On a recent morning a tip from police led Cahill and his team to a camp where several tents were set up in a wooded thicket, just steps from a residential neighborhood.   Cahill says it’s hard to tell how long people have been living here, but he says the land is state owned. 

“We can tell the state to pick this up right off the bat,” said Cahill, “we don’t want that.  We want to make contact with these people and say – hey – what do you need for services?”

The team leaves a bright card inside each of the tents.  It lists phone numbers for everything from shelter to food to mental health services.  Worcester’s Health and Human Services commissioner says eliminating camps like this one ultimately requires tackling what are often the root causes of homelessness:  addiction and mental illness.  
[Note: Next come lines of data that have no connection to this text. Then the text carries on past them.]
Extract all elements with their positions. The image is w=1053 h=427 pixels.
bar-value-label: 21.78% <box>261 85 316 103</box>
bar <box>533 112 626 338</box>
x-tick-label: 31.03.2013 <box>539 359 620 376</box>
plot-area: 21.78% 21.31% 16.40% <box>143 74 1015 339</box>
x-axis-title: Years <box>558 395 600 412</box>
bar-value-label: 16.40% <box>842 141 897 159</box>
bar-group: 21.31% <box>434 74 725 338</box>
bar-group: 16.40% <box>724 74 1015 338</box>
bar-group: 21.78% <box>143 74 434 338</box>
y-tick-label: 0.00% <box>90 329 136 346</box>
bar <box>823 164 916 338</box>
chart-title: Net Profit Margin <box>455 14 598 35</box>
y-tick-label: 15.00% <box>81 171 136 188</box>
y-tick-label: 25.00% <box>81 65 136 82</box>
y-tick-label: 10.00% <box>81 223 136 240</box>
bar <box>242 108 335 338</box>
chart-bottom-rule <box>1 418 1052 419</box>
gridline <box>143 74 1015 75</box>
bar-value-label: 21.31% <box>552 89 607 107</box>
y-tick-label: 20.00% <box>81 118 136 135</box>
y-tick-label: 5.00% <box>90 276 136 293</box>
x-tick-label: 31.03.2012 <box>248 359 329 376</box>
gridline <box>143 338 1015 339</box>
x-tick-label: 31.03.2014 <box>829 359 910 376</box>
“How do we treat it as a disease?” asked Dr. Mattie Castiel, Worcester’s Health and Human Services Commissioner.  “How do we bring the right treatment to the folks that are suffering with this?”

There’s no easy - or quick -  solution.  But Castiel says connecting with the people who create these camps is a crucial first step.

“When you’re actually coming out here and seeing that these are people’s lives and these are people who deserve the same treatment as you and I do,” said Castiel, “that’s when you start changing the whole process.”